İdeal toplumlar bireyleri aşan böyle bir kollektivizme geçit verdiklerinden doğrudan totaliter yönelimlere yol açmaya eğilimlidirler. Öyleyse tarihselciliğin ana tezi, Anthony Quinton’ın özetlediği gibi, ’tarihselci felsefelerin otoriter ve totaliter yönetimlere neden’ olduğudur. Bu durumda bunun karşısında demokratik değer ve inançların, aklın, bireyin ve özgürlüklerinin savunulması gereklidir.
Modern sanayi toplumlarında da baş gösteren bu gibi tarihselci öğretiler Popper’e göre genellikle “büyük toplumsal değişiklik dönemlerinde “revaç bulmakladır. Tarihselciliğin bu her iki temelini çürütme çağdaş demokrasi savunucularına düşen başlıca görevdir. Bu görev, uygarlığın -Batı uygarlığının- korunması adına yerine getirilmelidir. Oturup peygamberce kehanetler yapacağımıza, önümüzdeki tehlikeleri aklımızla önlemeye çalışmak daha önemli ve acil bir yoldur.
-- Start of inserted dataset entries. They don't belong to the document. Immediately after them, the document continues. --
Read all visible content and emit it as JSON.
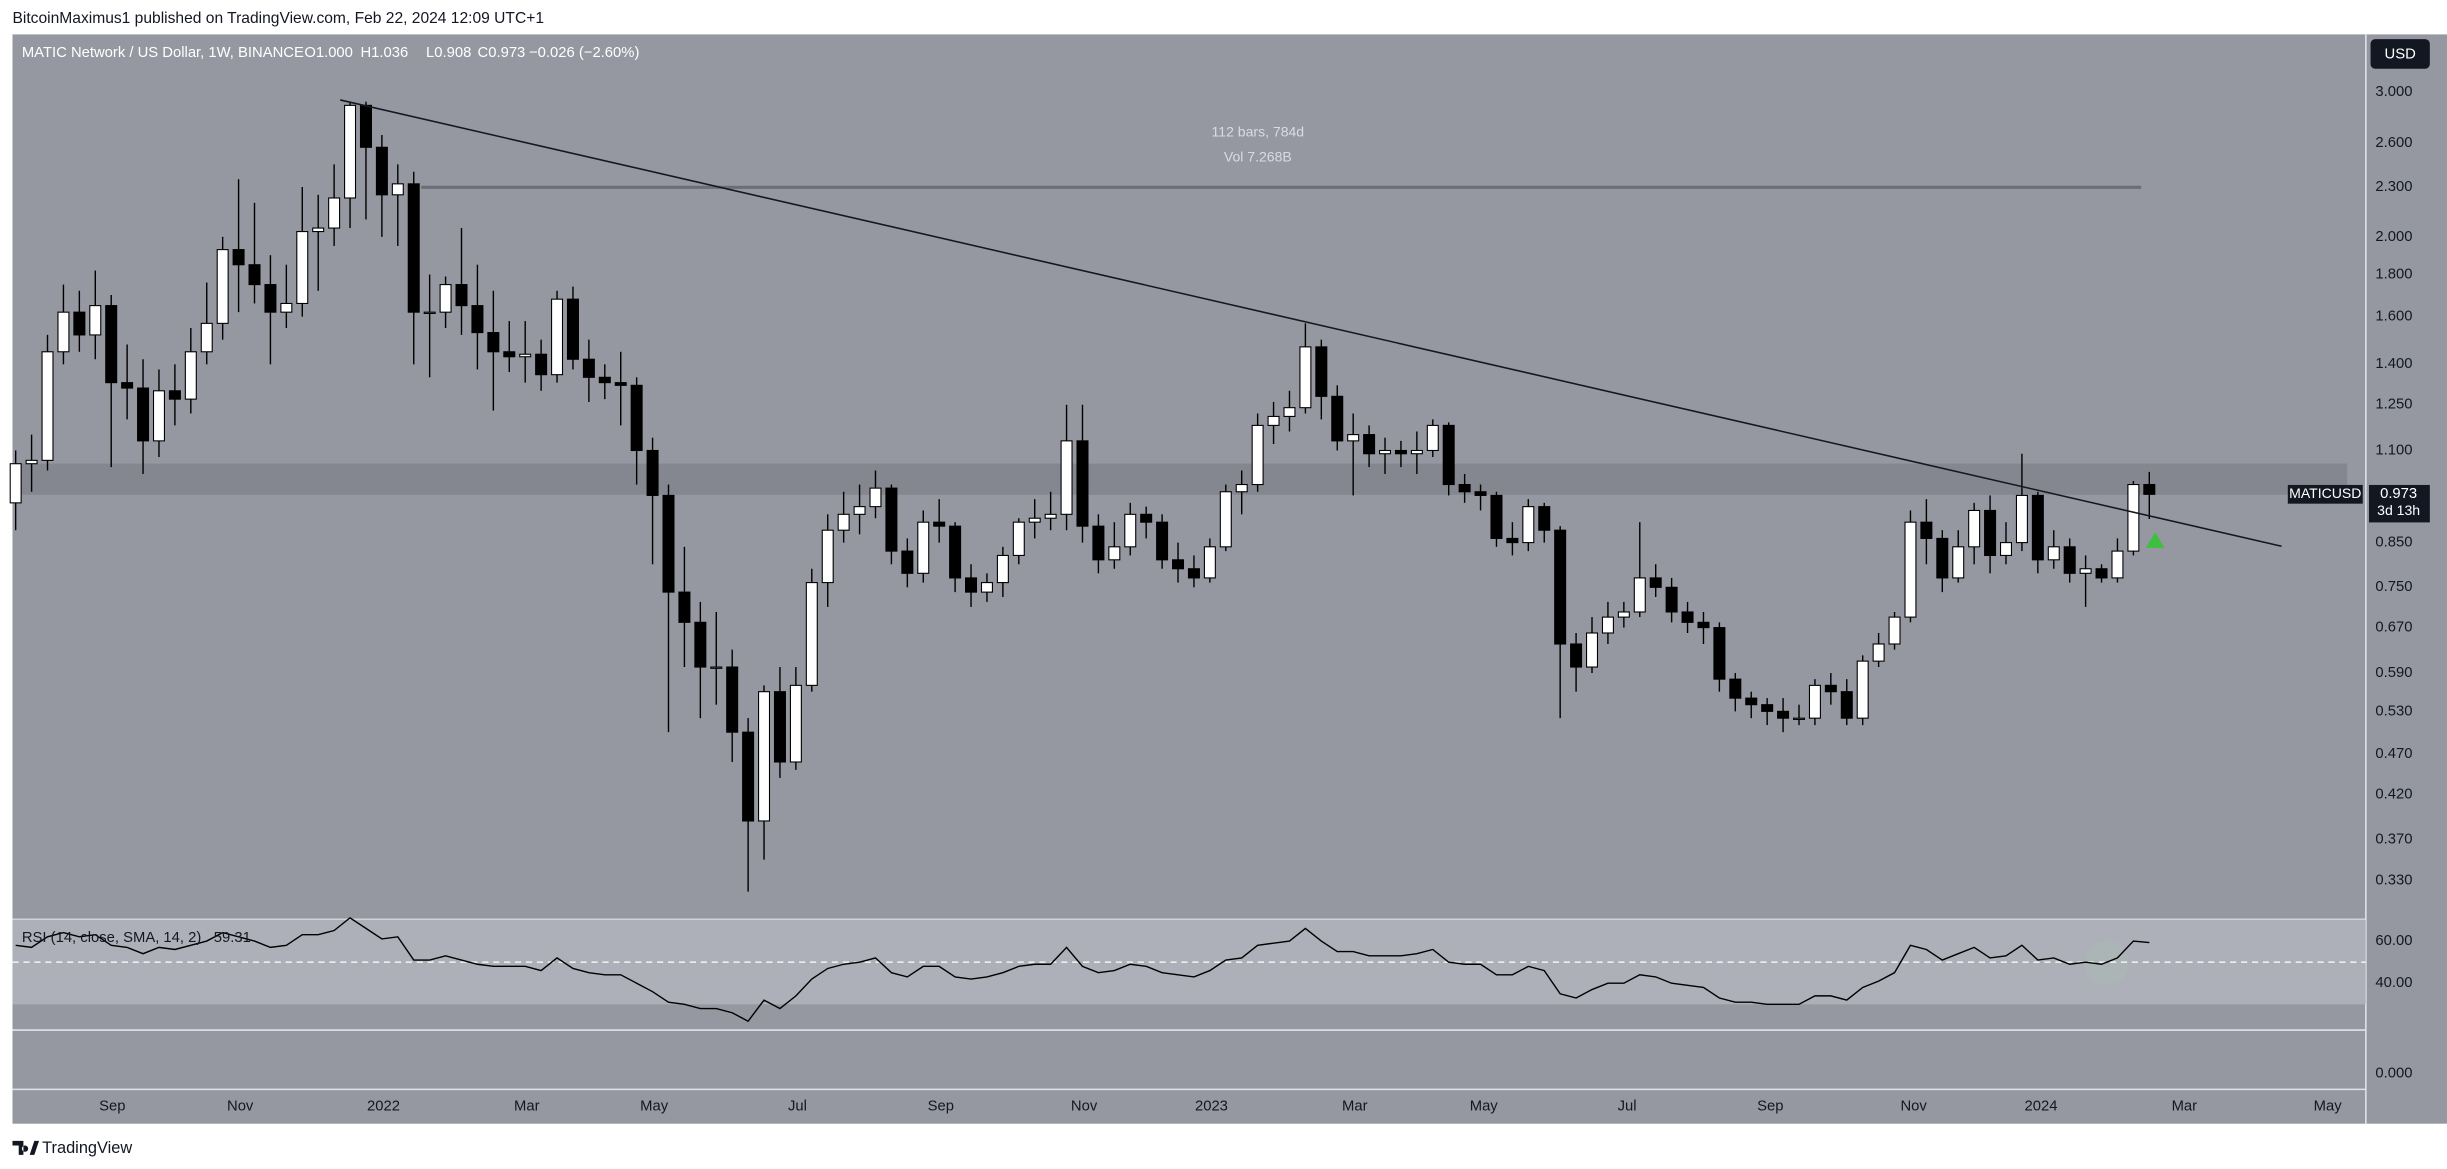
{
  "header": {
    "publisher": "BitcoinMaximus1 published on TradingView.com, Feb 22, 2024 12:09 UTC+1",
    "currency": "USD",
    "footer": "TradingView"
  },
  "legend": {
    "symbol": "MATIC Network / US Dollar, 1W, BINANCE",
    "open": "O1.000",
    "high": "H1.036",
    "low": "L0.908",
    "close": "C0.973",
    "change": "−0.026 (−2.60%)"
  },
  "annotations": {
    "bars": "112 bars, 784d",
    "volume": "Vol 7.268B"
  },
  "lower_pane": {
    "tick_label": "0.000"
  },
  "chart_data": [
    {
      "type": "candlestick",
      "ticker": "MATICUSD",
      "countdown": "3d 13h",
      "up_color": "#ffffff",
      "down_color": "#000000",
      "wick_color": "#000000",
      "yscale": "log",
      "ylim": [
        0.2975,
        3.525
      ],
      "yticks": [
        {
          "value": 3.0,
          "label": "3.000"
        },
        {
          "value": 2.6,
          "label": "2.600"
        },
        {
          "value": 2.3,
          "label": "2.300"
        },
        {
          "value": 2.0,
          "label": "2.000"
        },
        {
          "value": 1.8,
          "label": "1.800"
        },
        {
          "value": 1.6,
          "label": "1.600"
        },
        {
          "value": 1.4,
          "label": "1.400"
        },
        {
          "value": 1.25,
          "label": "1.250"
        },
        {
          "value": 1.1,
          "label": "1.100"
        },
        {
          "value": 0.85,
          "label": "0.850"
        },
        {
          "value": 0.75,
          "label": "0.750"
        },
        {
          "value": 0.67,
          "label": "0.670"
        },
        {
          "value": 0.59,
          "label": "0.590"
        },
        {
          "value": 0.53,
          "label": "0.530"
        },
        {
          "value": 0.47,
          "label": "0.470"
        },
        {
          "value": 0.42,
          "label": "0.420"
        },
        {
          "value": 0.37,
          "label": "0.370"
        },
        {
          "value": 0.33,
          "label": "0.330"
        }
      ],
      "xlim": [
        -0.2,
        147.6
      ],
      "xticks": [
        {
          "value": 6.07,
          "label": "Sep"
        },
        {
          "value": 14.1,
          "label": "Nov"
        },
        {
          "value": 23.1,
          "label": "2022"
        },
        {
          "value": 32.1,
          "label": "Mar"
        },
        {
          "value": 40.1,
          "label": "May"
        },
        {
          "value": 49.1,
          "label": "Jul"
        },
        {
          "value": 58.1,
          "label": "Sep"
        },
        {
          "value": 67.1,
          "label": "Nov"
        },
        {
          "value": 75.1,
          "label": "2023"
        },
        {
          "value": 84.1,
          "label": "Mar"
        },
        {
          "value": 92.2,
          "label": "May"
        },
        {
          "value": 101.2,
          "label": "Jul"
        },
        {
          "value": 110.2,
          "label": "Sep"
        },
        {
          "value": 119.2,
          "label": "Nov"
        },
        {
          "value": 127.2,
          "label": "2024"
        },
        {
          "value": 136.2,
          "label": "Mar"
        },
        {
          "value": 145.2,
          "label": "May"
        }
      ],
      "open": [
        0.95,
        1.06,
        1.07,
        1.45,
        1.62,
        1.52,
        1.65,
        1.33,
        1.31,
        1.13,
        1.3,
        1.27,
        1.45,
        1.57,
        1.93,
        1.85,
        1.75,
        1.62,
        1.66,
        2.03,
        2.05,
        2.23,
        2.89,
        2.57,
        2.25,
        2.32,
        1.62,
        1.62,
        1.75,
        1.65,
        1.53,
        1.45,
        1.43,
        1.44,
        1.36,
        1.68,
        1.42,
        1.35,
        1.33,
        1.32,
        1.1,
        0.97,
        0.74,
        0.68,
        0.6,
        0.6,
        0.5,
        0.39,
        0.56,
        0.46,
        0.57,
        0.76,
        0.88,
        0.92,
        0.94,
        0.99,
        0.83,
        0.78,
        0.9,
        0.89,
        0.77,
        0.74,
        0.76,
        0.82,
        0.9,
        0.91,
        0.92,
        1.13,
        0.89,
        0.81,
        0.84,
        0.92,
        0.9,
        0.81,
        0.79,
        0.77,
        0.84,
        0.98,
        1.0,
        1.18,
        1.21,
        1.24,
        1.47,
        1.28,
        1.13,
        1.15,
        1.09,
        1.1,
        1.09,
        1.1,
        1.18,
        1.0,
        0.98,
        0.97,
        0.86,
        0.85,
        0.94,
        0.88,
        0.64,
        0.6,
        0.66,
        0.69,
        0.7,
        0.77,
        0.75,
        0.7,
        0.68,
        0.67,
        0.58,
        0.55,
        0.54,
        0.53,
        0.52,
        0.52,
        0.57,
        0.56,
        0.52,
        0.61,
        0.64,
        0.69,
        0.9,
        0.86,
        0.77,
        0.84,
        0.93,
        0.82,
        0.85,
        0.97,
        0.81,
        0.84,
        0.78,
        0.79,
        0.77,
        0.83,
        1.0
      ],
      "high": [
        1.1,
        1.15,
        1.52,
        1.75,
        1.72,
        1.82,
        1.7,
        1.48,
        1.42,
        1.38,
        1.4,
        1.55,
        1.76,
        2.0,
        2.35,
        2.2,
        1.9,
        1.85,
        2.3,
        2.25,
        2.45,
        2.92,
        2.92,
        2.66,
        2.45,
        2.4,
        1.8,
        1.79,
        2.05,
        1.85,
        1.72,
        1.58,
        1.58,
        1.5,
        1.72,
        1.74,
        1.5,
        1.4,
        1.45,
        1.35,
        1.14,
        1.0,
        0.84,
        0.72,
        0.7,
        0.63,
        0.52,
        0.57,
        0.6,
        0.6,
        0.79,
        0.92,
        0.98,
        1.0,
        1.04,
        1.0,
        0.86,
        0.93,
        0.96,
        0.9,
        0.8,
        0.78,
        0.84,
        0.91,
        0.96,
        0.98,
        1.25,
        1.25,
        0.92,
        0.9,
        0.95,
        0.94,
        0.92,
        0.85,
        0.82,
        0.86,
        1.0,
        1.04,
        1.22,
        1.26,
        1.3,
        1.57,
        1.5,
        1.32,
        1.22,
        1.18,
        1.14,
        1.13,
        1.16,
        1.2,
        1.19,
        1.03,
        1.0,
        0.98,
        0.9,
        0.96,
        0.95,
        0.89,
        0.66,
        0.69,
        0.72,
        0.72,
        0.9,
        0.8,
        0.77,
        0.72,
        0.7,
        0.68,
        0.59,
        0.56,
        0.55,
        0.55,
        0.54,
        0.58,
        0.59,
        0.58,
        0.62,
        0.66,
        0.7,
        0.93,
        0.96,
        0.88,
        0.88,
        0.95,
        0.97,
        0.9,
        1.09,
        0.98,
        0.88,
        0.86,
        0.82,
        0.8,
        0.86,
        1.01,
        1.036
      ],
      "low": [
        0.88,
        0.98,
        1.04,
        1.4,
        1.45,
        1.42,
        1.05,
        1.2,
        1.03,
        1.08,
        1.18,
        1.22,
        1.4,
        1.5,
        1.62,
        1.66,
        1.4,
        1.55,
        1.6,
        1.72,
        1.95,
        2.05,
        2.1,
        2.0,
        1.95,
        1.4,
        1.35,
        1.55,
        1.52,
        1.38,
        1.23,
        1.37,
        1.33,
        1.3,
        1.33,
        1.38,
        1.26,
        1.27,
        1.18,
        1.0,
        0.8,
        0.5,
        0.6,
        0.52,
        0.54,
        0.46,
        0.32,
        0.35,
        0.44,
        0.45,
        0.56,
        0.71,
        0.85,
        0.87,
        0.91,
        0.8,
        0.75,
        0.76,
        0.85,
        0.74,
        0.71,
        0.72,
        0.73,
        0.8,
        0.86,
        0.88,
        0.88,
        0.85,
        0.78,
        0.79,
        0.82,
        0.86,
        0.79,
        0.76,
        0.75,
        0.76,
        0.83,
        0.92,
        0.98,
        1.12,
        1.16,
        1.22,
        1.2,
        1.1,
        0.97,
        1.05,
        1.03,
        1.05,
        1.03,
        1.08,
        0.97,
        0.95,
        0.93,
        0.84,
        0.82,
        0.83,
        0.85,
        0.52,
        0.56,
        0.59,
        0.64,
        0.67,
        0.69,
        0.73,
        0.68,
        0.66,
        0.64,
        0.56,
        0.53,
        0.52,
        0.51,
        0.5,
        0.51,
        0.51,
        0.54,
        0.51,
        0.51,
        0.6,
        0.63,
        0.68,
        0.8,
        0.74,
        0.76,
        0.8,
        0.78,
        0.8,
        0.83,
        0.78,
        0.79,
        0.76,
        0.71,
        0.76,
        0.76,
        0.82,
        0.908
      ],
      "close": [
        1.06,
        1.07,
        1.45,
        1.62,
        1.52,
        1.65,
        1.33,
        1.31,
        1.13,
        1.3,
        1.27,
        1.45,
        1.57,
        1.93,
        1.85,
        1.75,
        1.62,
        1.66,
        2.03,
        2.05,
        2.23,
        2.89,
        2.57,
        2.25,
        2.32,
        1.62,
        1.62,
        1.75,
        1.65,
        1.53,
        1.45,
        1.43,
        1.44,
        1.36,
        1.68,
        1.42,
        1.35,
        1.33,
        1.32,
        1.1,
        0.97,
        0.74,
        0.68,
        0.6,
        0.6,
        0.5,
        0.39,
        0.56,
        0.46,
        0.57,
        0.76,
        0.88,
        0.92,
        0.94,
        0.99,
        0.83,
        0.78,
        0.9,
        0.89,
        0.77,
        0.74,
        0.76,
        0.82,
        0.9,
        0.91,
        0.92,
        1.13,
        0.89,
        0.81,
        0.84,
        0.92,
        0.9,
        0.81,
        0.79,
        0.77,
        0.84,
        0.98,
        1.0,
        1.18,
        1.21,
        1.24,
        1.47,
        1.28,
        1.13,
        1.15,
        1.09,
        1.1,
        1.09,
        1.1,
        1.18,
        1.0,
        0.98,
        0.97,
        0.86,
        0.85,
        0.94,
        0.88,
        0.64,
        0.6,
        0.66,
        0.69,
        0.7,
        0.77,
        0.75,
        0.7,
        0.68,
        0.67,
        0.58,
        0.55,
        0.54,
        0.53,
        0.52,
        0.52,
        0.57,
        0.56,
        0.52,
        0.61,
        0.64,
        0.69,
        0.9,
        0.86,
        0.77,
        0.84,
        0.93,
        0.82,
        0.85,
        0.97,
        0.81,
        0.84,
        0.78,
        0.79,
        0.77,
        0.83,
        1.0,
        0.973
      ]
    },
    {
      "type": "line",
      "title": "RSI (14, close, SMA, 14, 2)",
      "color": "#000000",
      "band": [
        30,
        70
      ],
      "band_color": "#b4b7bf",
      "midline": 50,
      "ylim": [
        17.8,
        69.6
      ],
      "yticks": [
        {
          "value": 60,
          "label": "60.00"
        },
        {
          "value": 40,
          "label": "40.00"
        }
      ],
      "values": [
        58,
        57,
        62,
        64,
        62,
        63,
        58,
        57,
        54,
        57,
        56,
        58,
        60,
        64,
        62,
        60,
        57,
        58,
        63,
        63,
        65,
        71,
        66,
        61,
        62,
        51,
        51,
        53,
        51,
        49,
        48,
        48,
        48,
        46,
        52,
        47,
        45,
        44,
        44,
        40,
        36,
        31,
        30,
        28,
        28,
        26,
        22,
        32,
        28,
        34,
        42,
        47,
        49,
        50,
        52,
        45,
        43,
        48,
        48,
        43,
        42,
        43,
        45,
        48,
        49,
        49,
        57,
        48,
        45,
        46,
        49,
        48,
        45,
        44,
        43,
        46,
        51,
        52,
        58,
        59,
        60,
        66,
        60,
        55,
        55,
        53,
        53,
        53,
        54,
        56,
        50,
        49,
        49,
        44,
        44,
        48,
        46,
        35,
        33,
        37,
        40,
        40,
        44,
        43,
        40,
        39,
        38,
        33,
        31,
        31,
        30,
        30,
        30,
        34,
        34,
        32,
        38,
        41,
        45,
        58,
        56,
        51,
        54,
        57,
        52,
        53,
        58,
        51,
        52,
        49,
        50,
        49,
        52,
        60,
        59.31
      ]
    }
  ]
}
“Bir moral kollektivist olan Platon (ve Hegel) tarihselci değildiler ama totaliterdiler. Marks ise açıkça tarihselciydi ama kesinlikle totaliter değildi” diyen Quinton, böylece Popper’in tarihselcilikle totaliterlik arasında kurduğu bağlantının zorunlu olmak bir yana, yeterince sıkı dokunmuş da olmadığını söylemektedir. Zaten Popper’in kendisi de böyle bir bağıntı kurmak yerine ikisi arasında belli türden bir ilişki bulunduğunu kanıtlamaya çalışmış, Herakleitos ve Platon’a kadar giderek bu ilişkiyi gözler Önüne sermeye çalışmıştır. Her ne kadar tarihselciliği yıkamamışsa da Popper, onun liberal öğretilerden daha sağlam olmadığını göstermeyi başarmıştır.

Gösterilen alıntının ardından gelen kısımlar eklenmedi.